As the accumulation of quantitative evidence indicates, a large majority of Koreans enjoyed rising incomes and expanding opportunities until the Japanese Imperial Military rose, destroying nascent democracy in Japan, taking the entire empire into WWII, transforming a market into a command system, neutralizing the income gains made in the preceding decades, and setting up military brothels. As scrutiny of testimonial evidence shows, the documented instances of coerced enlistment of comfort women were typically authentic rather than contrived for financial reparations. The two Cold War superpowers established client states, instituting former independence activists of their choosing, neither of whom could afford to dispense with colonial elites with a collaborationist past in their quest for the reunification of the peninsula. Pyongyang implemented land reforms, prompting the South to follow suit, which sharply reduced inequality, but contrary to what many with opposing political inclinations have asserted, lowered productivity.
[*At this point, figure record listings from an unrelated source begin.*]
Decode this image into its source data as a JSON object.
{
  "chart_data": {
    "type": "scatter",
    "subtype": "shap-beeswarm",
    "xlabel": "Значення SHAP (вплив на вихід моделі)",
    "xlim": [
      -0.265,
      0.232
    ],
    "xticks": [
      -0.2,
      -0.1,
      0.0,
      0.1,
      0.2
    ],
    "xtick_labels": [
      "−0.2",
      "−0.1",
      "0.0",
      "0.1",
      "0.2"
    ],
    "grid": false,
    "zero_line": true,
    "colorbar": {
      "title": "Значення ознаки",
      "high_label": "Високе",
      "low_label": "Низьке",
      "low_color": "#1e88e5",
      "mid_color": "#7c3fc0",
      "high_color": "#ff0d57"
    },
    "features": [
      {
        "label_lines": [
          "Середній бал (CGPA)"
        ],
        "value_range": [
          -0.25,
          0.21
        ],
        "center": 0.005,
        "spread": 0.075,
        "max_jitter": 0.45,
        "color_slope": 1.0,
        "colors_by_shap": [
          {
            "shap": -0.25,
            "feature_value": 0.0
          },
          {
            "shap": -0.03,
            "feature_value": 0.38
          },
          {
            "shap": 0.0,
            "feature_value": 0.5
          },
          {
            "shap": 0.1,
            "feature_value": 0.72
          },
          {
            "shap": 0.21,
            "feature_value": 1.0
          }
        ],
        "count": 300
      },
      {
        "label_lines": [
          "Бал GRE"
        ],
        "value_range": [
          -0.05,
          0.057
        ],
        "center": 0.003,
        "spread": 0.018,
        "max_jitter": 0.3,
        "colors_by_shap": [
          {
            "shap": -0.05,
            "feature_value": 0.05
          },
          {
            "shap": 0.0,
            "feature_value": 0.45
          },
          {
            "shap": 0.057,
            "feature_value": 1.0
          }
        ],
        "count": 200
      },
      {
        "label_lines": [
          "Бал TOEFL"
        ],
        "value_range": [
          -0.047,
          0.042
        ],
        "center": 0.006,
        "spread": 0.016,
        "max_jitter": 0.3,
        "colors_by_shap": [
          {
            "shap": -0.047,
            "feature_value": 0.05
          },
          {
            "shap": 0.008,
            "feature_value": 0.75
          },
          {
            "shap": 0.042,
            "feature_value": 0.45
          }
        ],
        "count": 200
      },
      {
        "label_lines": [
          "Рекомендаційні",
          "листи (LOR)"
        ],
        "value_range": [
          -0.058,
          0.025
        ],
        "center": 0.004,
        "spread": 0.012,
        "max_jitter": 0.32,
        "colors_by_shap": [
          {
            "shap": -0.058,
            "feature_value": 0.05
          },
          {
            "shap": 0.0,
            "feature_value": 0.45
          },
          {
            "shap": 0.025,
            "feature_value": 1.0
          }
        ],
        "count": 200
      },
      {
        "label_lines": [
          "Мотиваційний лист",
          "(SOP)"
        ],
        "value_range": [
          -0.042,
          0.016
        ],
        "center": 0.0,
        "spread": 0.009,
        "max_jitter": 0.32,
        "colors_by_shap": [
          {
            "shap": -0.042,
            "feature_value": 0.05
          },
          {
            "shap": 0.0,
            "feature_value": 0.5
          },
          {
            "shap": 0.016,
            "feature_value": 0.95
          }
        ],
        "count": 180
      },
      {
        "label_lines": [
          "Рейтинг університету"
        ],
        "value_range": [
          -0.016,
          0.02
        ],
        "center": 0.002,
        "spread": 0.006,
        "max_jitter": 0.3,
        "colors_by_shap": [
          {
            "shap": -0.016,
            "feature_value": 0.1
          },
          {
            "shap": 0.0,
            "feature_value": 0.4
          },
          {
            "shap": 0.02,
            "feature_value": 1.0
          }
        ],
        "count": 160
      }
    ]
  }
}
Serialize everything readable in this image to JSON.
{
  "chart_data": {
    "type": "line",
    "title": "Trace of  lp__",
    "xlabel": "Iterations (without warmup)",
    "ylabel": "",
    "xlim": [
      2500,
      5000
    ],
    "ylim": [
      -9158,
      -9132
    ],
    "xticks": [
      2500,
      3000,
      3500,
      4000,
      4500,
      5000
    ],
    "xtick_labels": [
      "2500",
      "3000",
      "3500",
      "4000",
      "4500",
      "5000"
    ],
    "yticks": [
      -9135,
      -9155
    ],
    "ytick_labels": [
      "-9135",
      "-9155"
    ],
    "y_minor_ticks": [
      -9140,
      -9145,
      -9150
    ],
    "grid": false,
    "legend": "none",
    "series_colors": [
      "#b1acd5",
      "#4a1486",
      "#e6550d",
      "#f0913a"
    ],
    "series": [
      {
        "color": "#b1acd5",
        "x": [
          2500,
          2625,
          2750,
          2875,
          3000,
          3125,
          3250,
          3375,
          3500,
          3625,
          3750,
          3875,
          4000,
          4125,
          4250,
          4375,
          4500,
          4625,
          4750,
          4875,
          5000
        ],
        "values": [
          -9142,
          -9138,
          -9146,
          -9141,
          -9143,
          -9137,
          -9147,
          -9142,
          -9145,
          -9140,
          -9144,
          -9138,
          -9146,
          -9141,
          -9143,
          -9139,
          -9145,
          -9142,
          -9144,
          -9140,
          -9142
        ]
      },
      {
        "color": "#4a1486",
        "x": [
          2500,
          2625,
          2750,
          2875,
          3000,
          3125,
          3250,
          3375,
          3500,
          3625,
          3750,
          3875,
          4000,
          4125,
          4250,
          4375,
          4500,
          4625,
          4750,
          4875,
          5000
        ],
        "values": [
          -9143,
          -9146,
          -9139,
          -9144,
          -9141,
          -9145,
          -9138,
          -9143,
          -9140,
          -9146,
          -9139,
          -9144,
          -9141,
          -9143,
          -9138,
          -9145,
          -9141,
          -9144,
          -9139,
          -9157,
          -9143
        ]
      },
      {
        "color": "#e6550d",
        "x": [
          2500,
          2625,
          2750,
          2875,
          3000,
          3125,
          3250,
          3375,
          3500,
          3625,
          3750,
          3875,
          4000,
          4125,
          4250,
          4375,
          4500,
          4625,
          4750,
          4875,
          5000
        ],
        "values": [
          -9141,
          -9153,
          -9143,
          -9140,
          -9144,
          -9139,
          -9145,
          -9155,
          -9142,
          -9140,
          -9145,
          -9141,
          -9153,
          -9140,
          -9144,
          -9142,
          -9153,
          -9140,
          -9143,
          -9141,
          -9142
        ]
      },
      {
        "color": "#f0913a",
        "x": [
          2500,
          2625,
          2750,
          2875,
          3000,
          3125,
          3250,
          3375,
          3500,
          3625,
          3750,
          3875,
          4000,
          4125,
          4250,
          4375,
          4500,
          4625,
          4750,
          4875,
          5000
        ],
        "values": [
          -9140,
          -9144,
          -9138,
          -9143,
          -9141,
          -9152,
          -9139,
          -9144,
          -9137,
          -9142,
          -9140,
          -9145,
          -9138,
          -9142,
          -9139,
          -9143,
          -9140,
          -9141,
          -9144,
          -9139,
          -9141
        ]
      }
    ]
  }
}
Impatient to overthrow adversaries militarily, the leaders of the two Koreas escalated confrontation, embroiling the patron states and transforming a civil war into an international war, although Russian archives left little doubt that North Korea moved first. As recent statistical evidence shows, North Korea, which had a significant income advantage over South Korea in 1945, quickly lost ground against its rival in the following decades primarily due to the inefficiency caused by Stalinist interventions, while incomes grew rapidly in South Korea because U.S. pressure and democratic transition forced the state to deregulate. 

Well-publicized nighttime satellite images of the Korean peninsula have been often cited as evidence that “institutions matter.” This book contends that the Korean divergence was a contingent event, ultimately driven by geopolitics, which determined institutions, policymaking, and the defense burden. The post-1945 reversal of fortunes between the two Koreas resulted less from the inherent flaws of the command system than from the very different fortunes due to their establishment by the two distinct patron states with vastly different capacities. Had South Korea been forced to bear as high a defense burden as North Korea and to adopt the Stalinist strategy to boost self-sufficiency in munitions supply, the country’s living standards today would differ trivially from those prevailing in the North. This amounts to rejecting the Great Man Theory of the South Korean growth miracle, which represents either South Korean policymakers’ act of hubris or a flawed inference based on apophenia, namely, the tendency to perceive causation between unrelated events. South Korea’s growth miracle would not have happened had Park Chung Hee been allowed to persist in his industrial policy in the absence of U.S. intervention to establish the country as a showcase of the democratic market economy.